COMENTÁRIOS SOBRE A IN RFB 1.861/2018 - IMPORTAÇÃO POR ENCOMENDA E IMPORTAÇÃO POR CONTA E ORDEM DE TERCEIROS
CARLOS EDUARDO GARCIA ASHIKAGA
- Sócio fundador, responsável pela área tributária e aduaneira do escritório GARS - Garcia Ashikaga Advogados;
- Autor dos livros "Análise da Tributação na Importação e na Exportação - Mercadorias e Serviços (8ª edição)";
- Professor de diversos cursos na ADUANEIRAS/CENOFISCO/LEX;
- Membro do Comitê Jurídico da ABECE (Associação Brasileira de Empresas de Comércio Exterior).
RESUMO:
COMENTÁRIOS SOBRE A IN RFB 1.861/2018 - IMPORTAÇÃO POR CONTA E ORDEM DE TERCEIROS E IMPORTAÇÃO POR ENCOMENDA.
PALAVRAS-CHAVE:
Importação por conta e ordem de terceiros - Importação por encomenda - Adiantamento, pagamento ou garantia do encomendante - Industrialização pelo importador.
ABSTRACT:
COMMENTS ON THE IN RFB 1.861/2018 - IMPORTATION BY ACCOUNT AND ON BEHALF OF THIRD PARTIES AND IMPORTATION BY ORDER.
KEYWORDS:
Importation by account and on behalf of third parties - Importation by order - Payment in advance or guarantee of the orderer - Industrialization by the importer.
SUMÁRIO:
1 - Introdução; 2 - Importação por conta e ordem de terceiros; 3 - Importação por encomenda; 4 - Novidades; 4.1 - Adiantamento, pagamento ou garantia do encomendante; 4.2 - Industrialização pelo importador; 4.3 - Anexação Eletrônica de Documentos; 4.4 - Obrigações acessórias; 5 - Conclusão.
1 - INTRODUÇÃO
Seguindo a orientação do governo federal de atualizar e simplificar as normas vigentes, a Receita Federal do Brasil publicou a IN RFB 1.861/2018 que, basicamente, consolida as anteriores IN SRF 225/2002, parte da IN SRF 247/2002 (importação por conta e ordem de terceiros) e a IN SRF 634/2006 (importação por encomenda), atualizando alguns dispositivos (obrigações acessórias) e trazendo algumas importantes novidades, especialmente em relação à importação por encomenda.

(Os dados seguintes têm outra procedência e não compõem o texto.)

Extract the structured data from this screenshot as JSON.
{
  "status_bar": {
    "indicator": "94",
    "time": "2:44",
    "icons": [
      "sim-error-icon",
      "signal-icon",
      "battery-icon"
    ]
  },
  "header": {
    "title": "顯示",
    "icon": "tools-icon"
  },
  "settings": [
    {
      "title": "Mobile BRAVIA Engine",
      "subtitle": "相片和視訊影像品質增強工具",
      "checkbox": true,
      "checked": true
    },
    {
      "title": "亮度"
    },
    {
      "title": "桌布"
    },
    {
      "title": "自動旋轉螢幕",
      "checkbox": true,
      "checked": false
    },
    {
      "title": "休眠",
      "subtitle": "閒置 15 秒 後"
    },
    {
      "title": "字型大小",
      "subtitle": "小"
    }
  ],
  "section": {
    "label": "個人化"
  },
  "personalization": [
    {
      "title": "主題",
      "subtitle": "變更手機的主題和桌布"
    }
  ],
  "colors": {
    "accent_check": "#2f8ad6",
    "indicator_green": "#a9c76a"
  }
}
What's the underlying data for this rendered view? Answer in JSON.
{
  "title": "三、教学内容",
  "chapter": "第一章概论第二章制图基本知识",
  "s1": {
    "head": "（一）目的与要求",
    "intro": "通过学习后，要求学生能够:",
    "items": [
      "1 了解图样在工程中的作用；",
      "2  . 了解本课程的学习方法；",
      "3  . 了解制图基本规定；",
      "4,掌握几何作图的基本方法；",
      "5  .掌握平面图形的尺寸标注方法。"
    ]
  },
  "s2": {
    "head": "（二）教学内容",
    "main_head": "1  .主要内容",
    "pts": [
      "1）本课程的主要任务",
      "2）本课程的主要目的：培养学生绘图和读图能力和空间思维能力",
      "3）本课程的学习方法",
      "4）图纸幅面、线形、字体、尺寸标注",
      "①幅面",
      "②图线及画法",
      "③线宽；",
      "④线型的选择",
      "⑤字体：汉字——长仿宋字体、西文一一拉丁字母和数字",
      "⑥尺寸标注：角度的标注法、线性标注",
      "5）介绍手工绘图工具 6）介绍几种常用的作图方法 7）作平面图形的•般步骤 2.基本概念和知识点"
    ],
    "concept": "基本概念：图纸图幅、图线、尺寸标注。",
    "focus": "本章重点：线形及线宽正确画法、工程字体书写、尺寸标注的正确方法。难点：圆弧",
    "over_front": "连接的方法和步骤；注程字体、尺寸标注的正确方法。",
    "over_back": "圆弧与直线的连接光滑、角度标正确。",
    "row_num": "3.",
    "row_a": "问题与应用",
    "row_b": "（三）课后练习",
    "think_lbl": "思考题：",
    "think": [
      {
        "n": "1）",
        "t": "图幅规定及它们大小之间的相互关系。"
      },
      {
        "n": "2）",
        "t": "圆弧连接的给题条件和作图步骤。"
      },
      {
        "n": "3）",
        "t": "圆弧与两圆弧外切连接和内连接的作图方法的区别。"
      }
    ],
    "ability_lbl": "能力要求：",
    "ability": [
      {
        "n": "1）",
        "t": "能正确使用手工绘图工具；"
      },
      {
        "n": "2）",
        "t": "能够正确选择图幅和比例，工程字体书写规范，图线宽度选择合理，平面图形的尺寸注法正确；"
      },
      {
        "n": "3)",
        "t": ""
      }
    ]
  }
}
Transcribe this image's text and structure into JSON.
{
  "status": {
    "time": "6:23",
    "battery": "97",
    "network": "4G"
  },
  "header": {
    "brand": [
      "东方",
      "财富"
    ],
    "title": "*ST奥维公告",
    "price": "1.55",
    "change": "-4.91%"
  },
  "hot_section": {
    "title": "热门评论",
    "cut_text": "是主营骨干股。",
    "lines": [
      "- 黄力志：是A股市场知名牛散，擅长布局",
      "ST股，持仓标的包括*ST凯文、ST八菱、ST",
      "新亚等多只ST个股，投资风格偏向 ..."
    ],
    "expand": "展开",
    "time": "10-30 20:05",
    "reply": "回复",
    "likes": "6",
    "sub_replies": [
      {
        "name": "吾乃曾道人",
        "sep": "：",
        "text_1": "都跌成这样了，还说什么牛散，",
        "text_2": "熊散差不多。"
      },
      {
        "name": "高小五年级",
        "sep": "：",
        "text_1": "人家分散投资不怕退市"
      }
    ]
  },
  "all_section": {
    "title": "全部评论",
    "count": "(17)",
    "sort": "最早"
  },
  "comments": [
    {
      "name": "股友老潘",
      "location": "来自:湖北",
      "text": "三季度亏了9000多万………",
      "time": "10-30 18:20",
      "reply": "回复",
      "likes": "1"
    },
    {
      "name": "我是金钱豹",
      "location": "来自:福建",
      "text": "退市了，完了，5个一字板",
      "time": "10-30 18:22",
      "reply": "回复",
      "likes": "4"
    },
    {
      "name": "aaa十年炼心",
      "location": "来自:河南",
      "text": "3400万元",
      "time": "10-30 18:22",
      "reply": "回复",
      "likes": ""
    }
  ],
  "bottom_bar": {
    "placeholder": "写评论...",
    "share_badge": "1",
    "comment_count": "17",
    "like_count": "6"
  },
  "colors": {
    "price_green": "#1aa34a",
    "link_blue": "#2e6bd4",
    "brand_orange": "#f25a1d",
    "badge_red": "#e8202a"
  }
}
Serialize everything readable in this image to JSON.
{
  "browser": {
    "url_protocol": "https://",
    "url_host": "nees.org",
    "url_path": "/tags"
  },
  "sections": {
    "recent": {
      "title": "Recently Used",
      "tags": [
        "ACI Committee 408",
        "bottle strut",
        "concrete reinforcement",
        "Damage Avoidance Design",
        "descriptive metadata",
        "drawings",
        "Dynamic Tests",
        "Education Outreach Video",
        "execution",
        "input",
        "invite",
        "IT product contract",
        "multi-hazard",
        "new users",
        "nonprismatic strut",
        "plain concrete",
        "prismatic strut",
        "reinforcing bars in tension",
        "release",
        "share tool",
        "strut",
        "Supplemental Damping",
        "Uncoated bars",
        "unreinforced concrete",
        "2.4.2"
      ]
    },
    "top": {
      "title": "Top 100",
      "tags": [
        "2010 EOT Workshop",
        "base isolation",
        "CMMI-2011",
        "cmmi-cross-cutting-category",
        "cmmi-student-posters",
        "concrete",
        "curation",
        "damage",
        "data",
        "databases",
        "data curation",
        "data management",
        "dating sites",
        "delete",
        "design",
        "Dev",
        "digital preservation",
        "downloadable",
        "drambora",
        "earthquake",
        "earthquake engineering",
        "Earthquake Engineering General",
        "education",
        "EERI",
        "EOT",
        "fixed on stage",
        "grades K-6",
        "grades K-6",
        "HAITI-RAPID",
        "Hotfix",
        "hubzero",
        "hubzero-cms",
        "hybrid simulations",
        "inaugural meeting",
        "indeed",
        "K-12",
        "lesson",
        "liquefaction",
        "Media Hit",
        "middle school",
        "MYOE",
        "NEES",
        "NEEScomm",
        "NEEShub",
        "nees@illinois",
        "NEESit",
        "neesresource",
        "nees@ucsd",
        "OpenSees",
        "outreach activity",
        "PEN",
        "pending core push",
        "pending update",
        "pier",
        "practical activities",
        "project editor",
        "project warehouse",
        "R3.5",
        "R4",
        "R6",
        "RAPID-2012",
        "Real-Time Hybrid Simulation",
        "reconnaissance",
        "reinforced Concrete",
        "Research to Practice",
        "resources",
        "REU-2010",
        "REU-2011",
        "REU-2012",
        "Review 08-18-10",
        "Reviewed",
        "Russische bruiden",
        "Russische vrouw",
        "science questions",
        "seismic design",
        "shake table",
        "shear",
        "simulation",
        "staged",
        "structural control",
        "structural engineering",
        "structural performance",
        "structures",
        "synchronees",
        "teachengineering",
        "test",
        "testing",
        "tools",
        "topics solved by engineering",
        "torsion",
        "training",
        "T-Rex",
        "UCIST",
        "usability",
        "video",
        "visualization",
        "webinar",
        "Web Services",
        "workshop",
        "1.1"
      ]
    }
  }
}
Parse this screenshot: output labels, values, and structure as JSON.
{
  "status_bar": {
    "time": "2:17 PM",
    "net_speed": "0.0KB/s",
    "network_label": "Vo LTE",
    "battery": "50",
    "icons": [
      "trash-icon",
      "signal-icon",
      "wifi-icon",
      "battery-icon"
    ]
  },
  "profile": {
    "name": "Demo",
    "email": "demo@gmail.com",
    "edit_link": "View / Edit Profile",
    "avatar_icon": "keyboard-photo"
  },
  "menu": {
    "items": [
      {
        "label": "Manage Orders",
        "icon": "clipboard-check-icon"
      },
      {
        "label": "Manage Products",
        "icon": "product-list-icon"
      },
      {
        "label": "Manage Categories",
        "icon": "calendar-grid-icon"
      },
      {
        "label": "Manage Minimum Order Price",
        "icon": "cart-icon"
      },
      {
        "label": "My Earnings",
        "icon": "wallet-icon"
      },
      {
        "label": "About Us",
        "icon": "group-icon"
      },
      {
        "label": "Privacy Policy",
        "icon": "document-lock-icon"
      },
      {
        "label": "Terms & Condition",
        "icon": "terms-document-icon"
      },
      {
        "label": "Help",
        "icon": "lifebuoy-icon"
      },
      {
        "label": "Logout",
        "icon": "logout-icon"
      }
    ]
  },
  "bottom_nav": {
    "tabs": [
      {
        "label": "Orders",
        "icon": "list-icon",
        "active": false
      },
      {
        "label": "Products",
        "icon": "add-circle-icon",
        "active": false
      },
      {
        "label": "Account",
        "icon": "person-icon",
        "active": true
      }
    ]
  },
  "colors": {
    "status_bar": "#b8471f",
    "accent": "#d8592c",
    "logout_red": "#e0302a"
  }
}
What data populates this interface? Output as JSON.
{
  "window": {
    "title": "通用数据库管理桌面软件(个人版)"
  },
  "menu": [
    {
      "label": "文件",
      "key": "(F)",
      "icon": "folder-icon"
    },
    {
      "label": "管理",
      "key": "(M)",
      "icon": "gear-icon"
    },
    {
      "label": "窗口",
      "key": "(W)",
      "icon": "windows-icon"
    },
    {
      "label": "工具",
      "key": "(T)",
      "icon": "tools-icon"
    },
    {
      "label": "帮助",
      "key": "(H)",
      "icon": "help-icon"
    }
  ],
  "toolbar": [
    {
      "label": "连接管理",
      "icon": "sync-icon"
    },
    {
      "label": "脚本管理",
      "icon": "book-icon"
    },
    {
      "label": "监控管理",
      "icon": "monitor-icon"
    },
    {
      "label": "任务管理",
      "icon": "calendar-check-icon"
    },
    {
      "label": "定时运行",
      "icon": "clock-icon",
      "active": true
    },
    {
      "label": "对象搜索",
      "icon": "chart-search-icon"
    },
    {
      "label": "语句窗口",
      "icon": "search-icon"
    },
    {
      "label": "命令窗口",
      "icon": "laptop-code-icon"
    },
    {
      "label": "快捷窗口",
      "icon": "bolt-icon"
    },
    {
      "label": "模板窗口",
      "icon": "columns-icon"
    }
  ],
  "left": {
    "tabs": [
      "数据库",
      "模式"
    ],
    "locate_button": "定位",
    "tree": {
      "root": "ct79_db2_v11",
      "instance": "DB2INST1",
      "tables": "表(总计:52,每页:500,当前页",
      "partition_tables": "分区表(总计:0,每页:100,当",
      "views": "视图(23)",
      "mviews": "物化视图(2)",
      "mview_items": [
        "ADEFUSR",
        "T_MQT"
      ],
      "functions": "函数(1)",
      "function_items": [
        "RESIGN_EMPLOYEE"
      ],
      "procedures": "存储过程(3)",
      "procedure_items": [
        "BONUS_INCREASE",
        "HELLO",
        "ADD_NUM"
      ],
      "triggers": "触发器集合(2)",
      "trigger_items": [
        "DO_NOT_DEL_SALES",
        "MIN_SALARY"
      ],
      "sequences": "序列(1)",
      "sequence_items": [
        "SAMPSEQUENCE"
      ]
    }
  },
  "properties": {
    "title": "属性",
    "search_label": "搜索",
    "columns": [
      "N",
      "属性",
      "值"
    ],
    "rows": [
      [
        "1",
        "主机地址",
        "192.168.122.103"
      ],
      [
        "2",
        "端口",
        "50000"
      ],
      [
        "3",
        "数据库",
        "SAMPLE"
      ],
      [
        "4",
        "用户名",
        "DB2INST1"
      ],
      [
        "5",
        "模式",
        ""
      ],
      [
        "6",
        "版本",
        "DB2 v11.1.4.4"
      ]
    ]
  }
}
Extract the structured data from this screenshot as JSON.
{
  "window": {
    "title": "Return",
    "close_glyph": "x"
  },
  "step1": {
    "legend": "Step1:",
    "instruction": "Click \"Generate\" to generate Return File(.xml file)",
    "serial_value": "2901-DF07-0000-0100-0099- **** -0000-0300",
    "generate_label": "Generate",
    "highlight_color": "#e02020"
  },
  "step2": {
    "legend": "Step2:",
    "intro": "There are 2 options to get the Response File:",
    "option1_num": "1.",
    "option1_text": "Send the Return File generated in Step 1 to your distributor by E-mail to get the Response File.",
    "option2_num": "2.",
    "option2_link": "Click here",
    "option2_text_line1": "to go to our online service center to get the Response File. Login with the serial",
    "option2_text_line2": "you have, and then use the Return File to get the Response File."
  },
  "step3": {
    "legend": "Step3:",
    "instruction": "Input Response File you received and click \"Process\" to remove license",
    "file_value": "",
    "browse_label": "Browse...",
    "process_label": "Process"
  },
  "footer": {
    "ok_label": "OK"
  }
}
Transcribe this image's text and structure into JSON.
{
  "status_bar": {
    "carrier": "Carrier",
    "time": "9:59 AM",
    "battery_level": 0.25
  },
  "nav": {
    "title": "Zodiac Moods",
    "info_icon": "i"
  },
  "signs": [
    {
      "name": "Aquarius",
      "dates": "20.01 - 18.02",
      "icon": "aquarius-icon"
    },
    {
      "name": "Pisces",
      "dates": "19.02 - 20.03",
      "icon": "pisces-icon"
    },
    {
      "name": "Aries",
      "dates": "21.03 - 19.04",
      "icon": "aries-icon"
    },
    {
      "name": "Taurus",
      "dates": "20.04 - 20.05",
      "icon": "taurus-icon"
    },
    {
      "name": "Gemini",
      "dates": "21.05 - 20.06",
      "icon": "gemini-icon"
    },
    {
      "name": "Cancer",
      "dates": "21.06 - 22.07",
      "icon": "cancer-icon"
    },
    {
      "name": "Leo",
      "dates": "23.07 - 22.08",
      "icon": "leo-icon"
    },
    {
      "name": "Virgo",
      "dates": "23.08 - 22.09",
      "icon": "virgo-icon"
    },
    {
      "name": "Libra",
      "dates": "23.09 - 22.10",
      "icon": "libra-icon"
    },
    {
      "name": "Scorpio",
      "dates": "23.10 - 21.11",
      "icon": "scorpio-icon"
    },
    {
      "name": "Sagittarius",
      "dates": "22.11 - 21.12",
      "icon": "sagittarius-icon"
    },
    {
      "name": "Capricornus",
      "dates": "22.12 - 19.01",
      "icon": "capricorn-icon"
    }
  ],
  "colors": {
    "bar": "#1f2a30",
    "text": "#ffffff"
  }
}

Contextualizando o assunto, como é de conhecimento daqueles que trabalham na área aduaneira, tanto a importação por conta e ordem de terceiros quanto a importação por encomenda são formas de terceirização das operações de comércio exterior de uma empresa industrial, comercial ou de serviços, que não tem expertise, não pode ou não quer ter um grande departamento de comércio exterior, focando seus esforços e otimizando seus recursos em relação a seu core business (área comercial).
Assim, os aspectos operacionais, logísticos, burocráticos, financeiros e tributários da importação de mercadorias são terceirizados a empresas especializadas, chamadas de comerciais importadoras e/ou exportadoras ou trading companies.
Segundo o próprio site da Receita Federal do Brasil, "a escolha entre importar mercadoria estrangeira por conta própria ou por meio de um intermediário contratado para esse fim é livre e perfeitamente legal, seja esse intermediário um prestador de serviço seja um revendedor. Entretanto, tanto o importador quanto o adquirente ou o encomendante, conforme o caso, devem ser previamente vinculados no sistema Siscomex. Essa vinculação até então era efetuada mediante solicitação à Receita Federal, após análise de um conjunto documental. Com a desburocratização do procedimento, agora o interessado não precisa mais ir até uma unidade de atendimento da Receita Federal pode efetuar a vinculação diretamente no Portal Único Siscomex."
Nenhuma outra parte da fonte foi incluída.